Every day, preterm babies fight and survive despite the odds stacked against them. However the earlier a preterm baby is born, the more challenges he or she will face — with most experts agreeing that 22 weeks is the earliest babies can survive outside the womb. But a now 3-year-old girl, born at just 21 weeks, four days, gestation is pushing those limits.
Courtney Stensrud and her husband welcomed their daughter (they asked to withhold her name for privacy reasons; she’s also not depicted in the photo above, which is a stock image) back in 2014. Born at just 15-ounces, she had to stay in the neonatal intensive care unit (NICU) for 126 days — over four months — before she could go home.
“She may be the most premature known survivor to date,” wrote the authors of a case report about the little girl’s birth, published this year in the journal Pediatrics.
Stensrud went into labor early due to chorioamnionitis and preterm premature rupture of membranes (PPROM). At the time of birth, she asked her doctor — neonatologist and author of the Pediatrics study, Kaashif Ahmad, M.D. — to do everything he could to resuscitate her baby. He agreed.
“We immediately placed a breathing tube in her airway. We started giving her oxygen, and really pretty quickly, her heart rate began to rise. She very slowly changed colors from blue to pink, and she actually began to move and began to start breathing within a few minutes,” said Ahmad.
Just after Stensrud gave birth, Ahmad counseled her on the low odds of her baby’s survival.
“Although I was listening to him, I just felt something inside of me say, ‘Just hope and have faith,'” Stensrud said. “Three years later, we have our little miracle baby.”
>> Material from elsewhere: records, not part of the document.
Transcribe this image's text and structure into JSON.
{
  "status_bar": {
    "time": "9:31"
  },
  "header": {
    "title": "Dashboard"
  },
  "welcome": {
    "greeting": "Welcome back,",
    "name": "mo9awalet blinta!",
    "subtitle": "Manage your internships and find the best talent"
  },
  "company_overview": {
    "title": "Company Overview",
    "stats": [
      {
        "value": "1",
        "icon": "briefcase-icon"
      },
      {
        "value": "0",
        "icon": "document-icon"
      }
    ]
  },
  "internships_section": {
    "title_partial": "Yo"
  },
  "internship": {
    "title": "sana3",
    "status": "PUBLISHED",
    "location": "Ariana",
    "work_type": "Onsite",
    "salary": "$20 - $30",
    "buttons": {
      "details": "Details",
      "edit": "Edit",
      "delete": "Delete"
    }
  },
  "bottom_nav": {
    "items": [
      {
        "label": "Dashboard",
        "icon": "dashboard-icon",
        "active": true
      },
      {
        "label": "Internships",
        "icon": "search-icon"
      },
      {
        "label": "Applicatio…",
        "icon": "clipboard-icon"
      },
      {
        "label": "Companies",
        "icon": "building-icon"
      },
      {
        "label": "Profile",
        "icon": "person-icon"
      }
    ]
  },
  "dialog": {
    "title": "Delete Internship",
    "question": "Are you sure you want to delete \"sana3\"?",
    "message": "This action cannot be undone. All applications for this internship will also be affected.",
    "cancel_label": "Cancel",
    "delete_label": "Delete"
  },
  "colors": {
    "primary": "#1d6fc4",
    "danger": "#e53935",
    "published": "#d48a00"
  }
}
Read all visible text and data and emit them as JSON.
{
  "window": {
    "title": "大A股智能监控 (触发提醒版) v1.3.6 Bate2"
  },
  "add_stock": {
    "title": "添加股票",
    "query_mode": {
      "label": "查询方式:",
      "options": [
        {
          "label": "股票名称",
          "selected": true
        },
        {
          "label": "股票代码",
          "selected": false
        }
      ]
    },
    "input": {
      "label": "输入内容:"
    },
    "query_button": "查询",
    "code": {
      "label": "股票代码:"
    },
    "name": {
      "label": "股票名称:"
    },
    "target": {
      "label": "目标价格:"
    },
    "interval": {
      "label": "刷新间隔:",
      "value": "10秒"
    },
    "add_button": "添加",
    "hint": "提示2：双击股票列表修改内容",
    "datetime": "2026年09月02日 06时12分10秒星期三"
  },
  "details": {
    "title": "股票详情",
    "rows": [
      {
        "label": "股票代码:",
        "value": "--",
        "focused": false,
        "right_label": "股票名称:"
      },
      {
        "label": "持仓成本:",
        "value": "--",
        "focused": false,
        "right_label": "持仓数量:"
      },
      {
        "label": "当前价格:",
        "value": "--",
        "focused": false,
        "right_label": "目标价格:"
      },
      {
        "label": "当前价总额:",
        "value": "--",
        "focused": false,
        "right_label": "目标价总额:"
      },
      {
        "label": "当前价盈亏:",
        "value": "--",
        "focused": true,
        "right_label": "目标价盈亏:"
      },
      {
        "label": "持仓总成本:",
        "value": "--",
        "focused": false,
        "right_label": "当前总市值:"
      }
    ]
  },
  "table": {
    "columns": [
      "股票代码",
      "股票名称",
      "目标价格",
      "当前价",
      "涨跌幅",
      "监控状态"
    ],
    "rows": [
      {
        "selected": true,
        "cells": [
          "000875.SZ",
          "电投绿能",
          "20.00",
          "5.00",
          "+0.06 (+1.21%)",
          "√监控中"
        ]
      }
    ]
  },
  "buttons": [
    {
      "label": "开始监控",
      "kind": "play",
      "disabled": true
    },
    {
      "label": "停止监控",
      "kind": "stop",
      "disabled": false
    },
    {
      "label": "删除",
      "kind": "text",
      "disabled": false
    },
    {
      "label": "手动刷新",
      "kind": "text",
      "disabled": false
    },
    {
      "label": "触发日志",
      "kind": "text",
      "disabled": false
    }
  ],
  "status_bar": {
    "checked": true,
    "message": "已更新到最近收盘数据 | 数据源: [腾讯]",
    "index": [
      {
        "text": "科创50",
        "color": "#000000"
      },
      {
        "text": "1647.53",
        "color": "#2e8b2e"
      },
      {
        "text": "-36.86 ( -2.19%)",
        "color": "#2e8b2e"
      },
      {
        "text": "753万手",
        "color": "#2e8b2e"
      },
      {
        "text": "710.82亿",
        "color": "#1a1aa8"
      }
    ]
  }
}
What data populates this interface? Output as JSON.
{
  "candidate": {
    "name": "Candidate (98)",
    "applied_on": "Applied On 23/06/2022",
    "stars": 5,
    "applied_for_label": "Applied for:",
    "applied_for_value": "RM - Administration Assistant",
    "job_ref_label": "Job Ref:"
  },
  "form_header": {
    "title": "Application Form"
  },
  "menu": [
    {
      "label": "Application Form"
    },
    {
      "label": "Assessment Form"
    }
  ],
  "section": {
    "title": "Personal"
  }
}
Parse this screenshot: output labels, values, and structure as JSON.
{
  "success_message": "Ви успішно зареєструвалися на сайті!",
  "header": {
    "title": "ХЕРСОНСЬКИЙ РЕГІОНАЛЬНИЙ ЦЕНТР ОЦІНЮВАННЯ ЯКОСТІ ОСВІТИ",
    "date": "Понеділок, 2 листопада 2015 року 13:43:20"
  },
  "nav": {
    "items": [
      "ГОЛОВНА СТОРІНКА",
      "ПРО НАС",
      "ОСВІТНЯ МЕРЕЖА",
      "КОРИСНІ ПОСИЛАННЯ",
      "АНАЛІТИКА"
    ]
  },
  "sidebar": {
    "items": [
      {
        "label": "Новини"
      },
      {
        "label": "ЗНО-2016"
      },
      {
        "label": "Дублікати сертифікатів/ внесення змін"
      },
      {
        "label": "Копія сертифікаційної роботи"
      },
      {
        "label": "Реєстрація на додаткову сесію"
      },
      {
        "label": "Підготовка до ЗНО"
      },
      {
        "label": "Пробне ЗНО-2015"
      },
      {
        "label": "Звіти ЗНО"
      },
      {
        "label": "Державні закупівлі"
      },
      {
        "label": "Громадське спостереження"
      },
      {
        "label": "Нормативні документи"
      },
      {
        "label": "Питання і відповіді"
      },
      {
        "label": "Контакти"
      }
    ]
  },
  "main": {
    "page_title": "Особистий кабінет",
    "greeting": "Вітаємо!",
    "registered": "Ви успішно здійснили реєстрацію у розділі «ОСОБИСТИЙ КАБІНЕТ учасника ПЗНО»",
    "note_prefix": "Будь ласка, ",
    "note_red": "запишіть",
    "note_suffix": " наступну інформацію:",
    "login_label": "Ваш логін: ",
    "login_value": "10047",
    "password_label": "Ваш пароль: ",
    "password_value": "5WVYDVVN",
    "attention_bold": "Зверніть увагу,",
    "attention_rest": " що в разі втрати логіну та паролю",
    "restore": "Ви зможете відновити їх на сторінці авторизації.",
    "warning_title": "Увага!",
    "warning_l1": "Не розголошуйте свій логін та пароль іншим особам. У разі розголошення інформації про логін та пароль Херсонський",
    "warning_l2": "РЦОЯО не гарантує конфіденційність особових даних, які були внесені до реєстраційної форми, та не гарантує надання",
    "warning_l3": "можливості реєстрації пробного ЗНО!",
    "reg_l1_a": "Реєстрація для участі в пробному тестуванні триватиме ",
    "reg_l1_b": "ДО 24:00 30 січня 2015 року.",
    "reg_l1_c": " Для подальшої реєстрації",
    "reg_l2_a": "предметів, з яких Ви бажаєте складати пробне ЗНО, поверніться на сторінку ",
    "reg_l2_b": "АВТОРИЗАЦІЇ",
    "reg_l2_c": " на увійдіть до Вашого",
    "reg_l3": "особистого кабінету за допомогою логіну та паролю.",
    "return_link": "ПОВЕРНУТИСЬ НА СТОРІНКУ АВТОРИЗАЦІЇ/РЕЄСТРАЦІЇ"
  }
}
For the first two or so years of life — until they “catch up” with their full-term peers — preterm babies’ development is measured on a different scale (their corrected age) to account for the extra time they would have otherwise spent in the womb. At 2 years old, Stensrud’s daughter’s child development test scores were typical for 20-month-old kids — right in line with expected development, given she was born 4 months early.
In addition, preterm babies are at greater risk of a number of health disorders, including auditory or visual impairments and cerebral palsy — although the Stensrud’s daughter hasn’t been diagnosed with any of these conditions.
“If you didn’t know that she was so preemie, you would think she’s a normal 3-year-old,” Stensrud says. “In her school, she is keeping up with all the other 3-year-olds.”
Experts, however, stress that we’re still a far ways away from more preemie babies surviving and thriving under such extreme odds.
“We have to be very cautious about generalizing one good outcome to a larger population. It is very possible that there have been many 21-week babies resuscitated in other places that did not have positive outcomes, and for that reason, we haven’t heard about them,” said Ahmad. “We reported this case because after this resuscitation she did well, but it may be possible that this is just an extraordinary case and that we shouldn’t expect the same from other babies. We have to learn more before we can make any conclusions.”
Other experts also note that because gestational age is a guess, at best, and ultrasounds are accurate within about a week, Stensrud could have been further along than her estimated due date suggested.
“Unfortunately, the majority of infants born this early do not survive,” Noelle Younge, M.D., assistant professor of pediatrics at Duke University School of Medicine, told CNN.
About one in 10 babies in the U.S. is born prematurely. A March of Dimes report released in early November found that there were 8,000 more preterm births in 2016 than 2015.
New technology has greatly improved the survival rates for the littlest babies while reducing the risk of complications. A 2017 study published in The New England Journal of Medicine found that the number of American babies born at 22 to 24 weeks gestation who survived increased from 30 percent in 2000 to 36 percent in 2011. They also found that the percent of babies without neurodevelopmental problems increased from 16 percent to 20 percent.
However, rates of poor outcomes among extremely preterm infants remain high, said Younge, adding that continued research is critical. “We need to continue to develop ways to improve outcomes for infants born extremely preterm,” she said.